The FDA is expected to provide a decision on the application by Aug. 5, 2026, and Moderna said it aims to make the vaccine available later this year pending approval.
Analysis
Center-leaning sources frame the story as a dispute highlighting FDA politicization and increased scrutiny of mRNA vaccines, emphasizing Moderna's objections and procedural oddities. They stress unusualness ('refusal to file', 'public dispute') and regulatory shifts under Health Secretary Robert F. Kennedy Jr., prioritizing context that casts the FDA's actions as controversial.
Sources (11)
FAQ
Accelerated approval is a regulatory pathway that allows the FDA to approve medications based on surrogate endpoints or preliminary evidence of effectiveness, rather than waiting for complete long-term data[1]. The FDA agreed to use this pathway for adults 65 and older because Moderna proposed conducting an additional post-marketing study in this population to gather more comprehensive data, allowing the vaccine to potentially reach the market sooner while still gathering required evidence.

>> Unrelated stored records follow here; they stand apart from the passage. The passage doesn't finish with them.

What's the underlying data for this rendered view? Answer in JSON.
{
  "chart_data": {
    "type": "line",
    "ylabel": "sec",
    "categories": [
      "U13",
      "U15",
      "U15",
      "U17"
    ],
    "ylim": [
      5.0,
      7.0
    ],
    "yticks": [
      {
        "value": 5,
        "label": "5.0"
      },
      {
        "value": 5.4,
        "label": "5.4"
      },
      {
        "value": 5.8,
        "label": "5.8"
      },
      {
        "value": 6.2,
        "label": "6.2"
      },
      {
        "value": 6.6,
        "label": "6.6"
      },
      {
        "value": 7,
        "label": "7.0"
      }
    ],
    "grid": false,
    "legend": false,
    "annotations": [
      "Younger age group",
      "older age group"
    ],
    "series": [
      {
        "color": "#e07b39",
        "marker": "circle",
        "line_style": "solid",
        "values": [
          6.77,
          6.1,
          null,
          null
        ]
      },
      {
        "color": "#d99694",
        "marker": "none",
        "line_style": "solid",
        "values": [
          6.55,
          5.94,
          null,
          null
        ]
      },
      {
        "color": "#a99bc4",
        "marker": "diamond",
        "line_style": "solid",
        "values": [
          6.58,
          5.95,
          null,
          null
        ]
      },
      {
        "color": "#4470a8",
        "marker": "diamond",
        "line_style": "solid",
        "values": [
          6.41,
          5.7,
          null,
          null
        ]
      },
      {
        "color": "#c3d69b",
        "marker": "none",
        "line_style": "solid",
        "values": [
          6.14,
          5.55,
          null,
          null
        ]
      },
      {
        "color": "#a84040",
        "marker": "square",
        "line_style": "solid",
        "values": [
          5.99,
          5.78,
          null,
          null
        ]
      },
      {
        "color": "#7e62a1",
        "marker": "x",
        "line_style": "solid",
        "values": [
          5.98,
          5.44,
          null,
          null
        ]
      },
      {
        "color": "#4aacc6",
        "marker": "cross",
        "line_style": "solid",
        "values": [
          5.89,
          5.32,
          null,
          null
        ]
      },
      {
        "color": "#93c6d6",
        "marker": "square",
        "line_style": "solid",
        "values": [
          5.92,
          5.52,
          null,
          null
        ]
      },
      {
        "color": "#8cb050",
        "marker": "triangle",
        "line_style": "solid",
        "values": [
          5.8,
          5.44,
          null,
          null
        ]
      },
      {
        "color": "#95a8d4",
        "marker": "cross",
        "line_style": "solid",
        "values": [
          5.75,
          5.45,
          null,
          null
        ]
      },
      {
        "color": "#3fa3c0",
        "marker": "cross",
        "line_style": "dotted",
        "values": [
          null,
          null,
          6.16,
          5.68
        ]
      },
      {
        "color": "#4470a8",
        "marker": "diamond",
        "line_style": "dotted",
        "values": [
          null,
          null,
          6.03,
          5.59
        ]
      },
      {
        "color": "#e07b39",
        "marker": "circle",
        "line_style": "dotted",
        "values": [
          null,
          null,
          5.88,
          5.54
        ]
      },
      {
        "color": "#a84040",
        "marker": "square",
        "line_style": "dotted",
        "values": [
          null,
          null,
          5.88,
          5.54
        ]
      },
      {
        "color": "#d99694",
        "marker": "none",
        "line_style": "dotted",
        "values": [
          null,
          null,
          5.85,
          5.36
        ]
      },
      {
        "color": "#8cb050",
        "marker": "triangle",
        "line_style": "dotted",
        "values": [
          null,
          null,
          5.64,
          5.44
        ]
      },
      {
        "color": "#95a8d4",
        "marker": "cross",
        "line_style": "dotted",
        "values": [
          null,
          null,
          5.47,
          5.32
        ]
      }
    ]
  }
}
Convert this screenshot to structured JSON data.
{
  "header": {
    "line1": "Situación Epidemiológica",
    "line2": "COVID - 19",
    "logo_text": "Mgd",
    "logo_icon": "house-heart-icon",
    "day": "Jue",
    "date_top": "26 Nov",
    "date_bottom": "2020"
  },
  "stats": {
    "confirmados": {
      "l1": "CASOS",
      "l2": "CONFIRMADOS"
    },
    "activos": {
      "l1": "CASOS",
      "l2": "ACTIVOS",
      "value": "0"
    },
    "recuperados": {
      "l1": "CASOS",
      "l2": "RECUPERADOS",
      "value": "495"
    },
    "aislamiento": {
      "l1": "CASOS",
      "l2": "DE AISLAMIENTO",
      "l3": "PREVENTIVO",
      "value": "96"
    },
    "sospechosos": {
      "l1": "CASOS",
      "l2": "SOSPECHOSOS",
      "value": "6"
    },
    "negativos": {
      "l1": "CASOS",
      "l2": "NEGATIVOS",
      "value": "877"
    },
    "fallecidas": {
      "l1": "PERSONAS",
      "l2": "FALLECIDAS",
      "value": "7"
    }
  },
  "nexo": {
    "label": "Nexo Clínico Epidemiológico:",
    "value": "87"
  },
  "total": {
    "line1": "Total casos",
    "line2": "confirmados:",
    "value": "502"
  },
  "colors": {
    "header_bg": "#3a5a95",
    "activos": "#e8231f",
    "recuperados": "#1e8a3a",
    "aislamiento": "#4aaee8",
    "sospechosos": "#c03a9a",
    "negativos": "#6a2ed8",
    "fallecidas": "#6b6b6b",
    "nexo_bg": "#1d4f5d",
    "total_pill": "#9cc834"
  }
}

The FDA initially refused to review the application because Moderna's pivotal trial used a standard-dose licensed influenza vaccine as the comparator, which the FDA said did not reflect the best-available standard of care for older adults[7][8]. The FDA had previously recommended in 2024 that Moderna use a comparator high-dose vaccine preferentially recommended for older adults by the CDC's Advisory Committee on Immunization Practices[6].
Moderna's pivotal trial involved approximately 40,000 adults aged 50 and older and found that the mRNA vaccine was more effective than a standard-dose licensed flu shot in the study[6].
Vinay Prasad, head of the FDA's Center for Biologics Evaluation and Research, personally overruled FDA staff scientists who were ready to review Moderna's application and issued the refusal-to-file letter[1][2]. This reversal and his decision to overturn career scientists' recommendations signal broader concerns about decision-making at the FDA, particularly regarding vaccine scrutiny, which has been attributed partly to vaccine skepticism seeping into the agency from leadership, including health secretary Robert F. Kennedy Jr.[2].
The FDA has set a target action date of August 5, 2026, to make its decision on Moderna's flu vaccine application[6][8]. Moderna aims to make the vaccine available later in 2026 pending approval, positioning the vaccine to launch before the 2026-2027 flu season.